What happens when I go for whole genome sequencing?

Whole genome sequencing allows us look at lots of different genes in a person’s genome, with one single test.

A genome is a person's entire genetic sequence – their bodies instruction manual. It contains thousands of different genes, and each one tells our bodies how to grow and develop.

Sequencing someone's genome can give us important information about their health.

In this blog, we explain what it’s like to get whole genome sequencing, and how it could lead to a genetic diagnosis.

Why might someone get whole genome sequencing?

There are lots of reasons that someone might get whole genome sequencing.

For example, a person might have a condition that is likely to be genetic, but the medical team wants to identify the exact genetic cause.

In other cases, someone might have been diagnosed with cancer, and whole genome sequencing can help provide more information about the cancer type and how it could be treated.

In the NHS, people with suspected rare conditions and cancers could be offered whole genome sequencing.

What are the potential benefits of whole genome sequencing?

A key benefit of whole genome sequencing is the possibility of a diagnosis.

If a specific condition is identified, this can provide an explanation for the patient about what’s causing their symptoms, and bring an end to further unnecessary tests.

It can also provide valuable information about how the condition might affect other family members, allowing people to plan for the future, as well as providing the opportunity to connect with others in the patient community.

Furthermore, a genetic diagnosis can create awareness of symptoms that may need to be monitored. For example, Marfan syndrome is a rare genetic disorder that affects the body’s connective tissue, sometimes causing severe problems with the heart.

Following a diagnosis of Marfan syndrome, people may wish to get regular echocardiograms to check their heart health, allowing them to receive surgery or take preventative medication if necessary.

You can read more about living with Marfan syndrome in Clarissa’s story.

What happens when a person physically goes to get the test?

In most cases, an individual will see a specialist doctor to do a full health assessment. This might be a genetics doctor, but it could also be a doctor specialising in another body system.

If the individual and their family give consent for the test, someone in their healthcare team will take the sample. Usually this is a blood sample, but occasionally a saliva sample or cheek swab instead.

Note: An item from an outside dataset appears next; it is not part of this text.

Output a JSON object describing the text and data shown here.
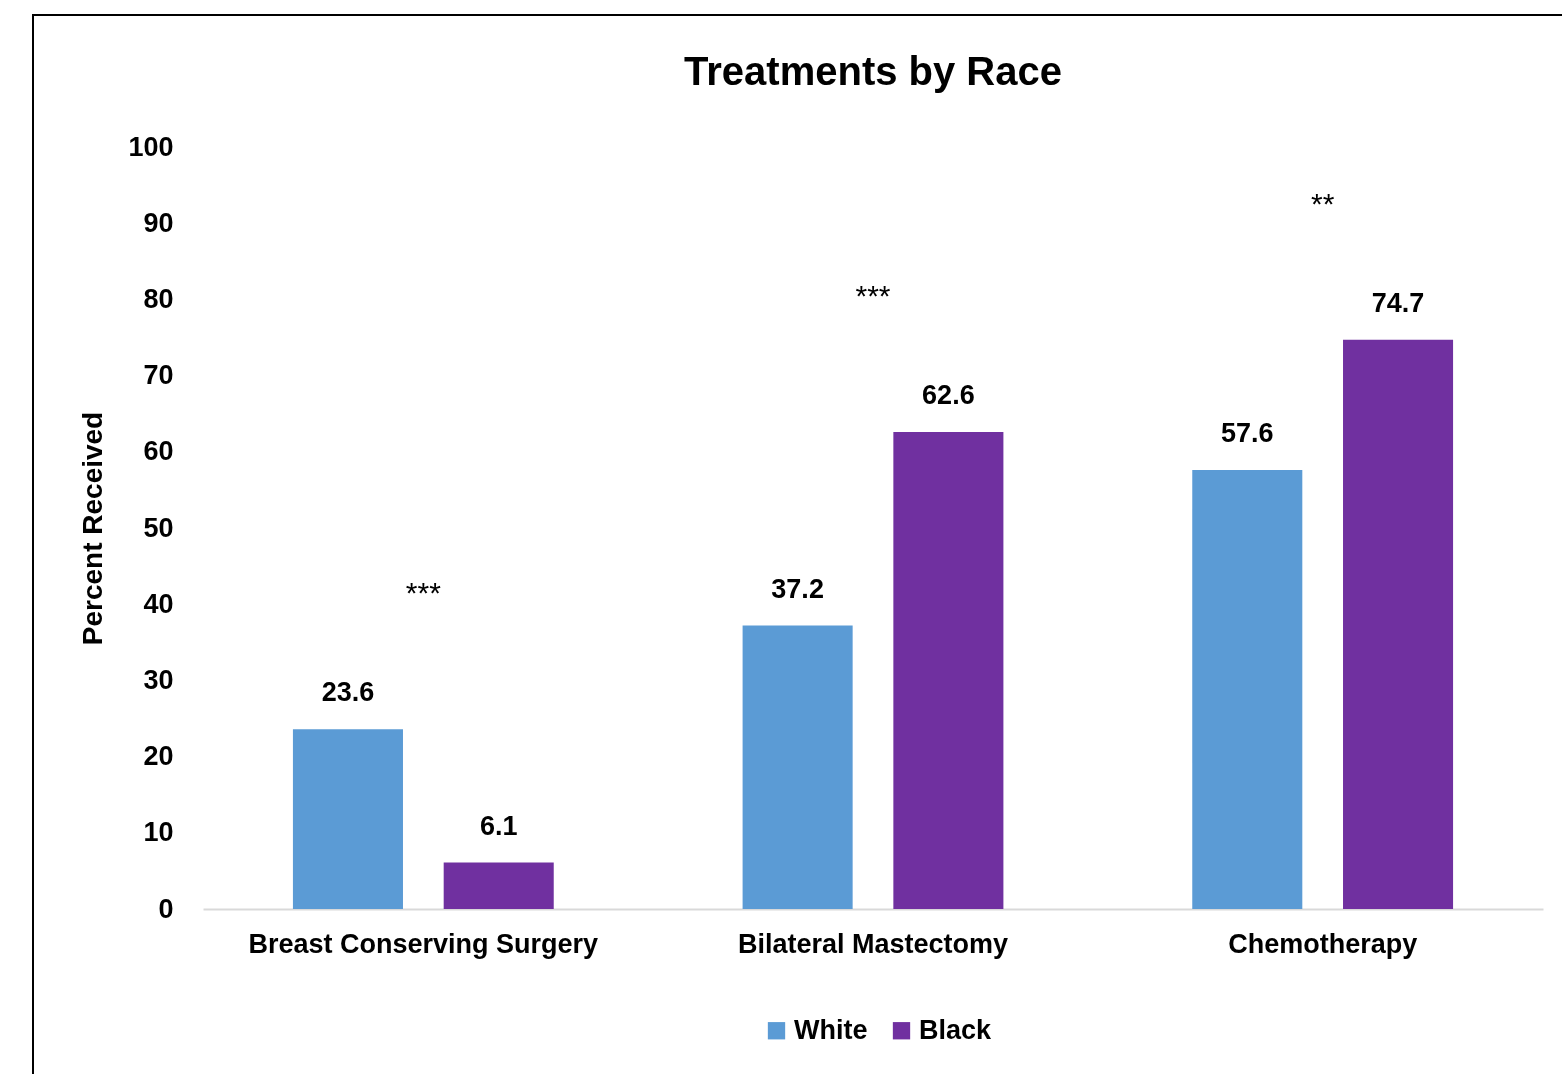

For people with rare conditions, it is also often useful to perform whole genome sequencing on their parents as well. This makes it easier to separate out genetic changes that are more likely to be significant, from those that just make up the harmless genetic variation that makes each of us unique.

What happens to this sample?

Although whole genome sequencing reads the entire genetic code, not every single gene will end up being analysed.

Once taken, samples get sent to a genetics lab where the DNA will be extracted for genome to be sequenced. Scientists then identify which genetic changes are most likely to be significant.

If there is a clear-cut result, a diagnosis can be fed back to the patient and their family, usually by the clinician who arranged their testing.

Does everyone receive a diagnosis?

It is important to note that not everyone will get a genetic diagnosis from their whole genome sequencing test.

This may be for a few reasons, for example if the condition being tested for isn’t genetic, or, the genetic change causing the condition hasn’t been discovered and recorded yet.

Genetic tests like whole genome sequencing can also raise uncertainties. Sometimes the test finds variants of uncertain significance, which arise when scientists aren’t certain whether specific genetic changes are responsible for causing the condition or not. Even in cases where a diagnosis is made, there may still be unanswered questions about how the condition can be treated, or what the outlook will be for that persons’ future – especially if the condition is very rare.

In the NHS, data from whole genome sequencing is stored and can be looked at again in the future, either in light of new evidence or once our knowledge of genetics has improved.

One of the ways Genomics England is helping to do this is via the Diagnostic Discovery pathway. This process allows scientists and researchers to share newly identified genetic changes with NHS clinical teams, potentially resulting in new diagnoses for those who have had whole genome sequencing in the past.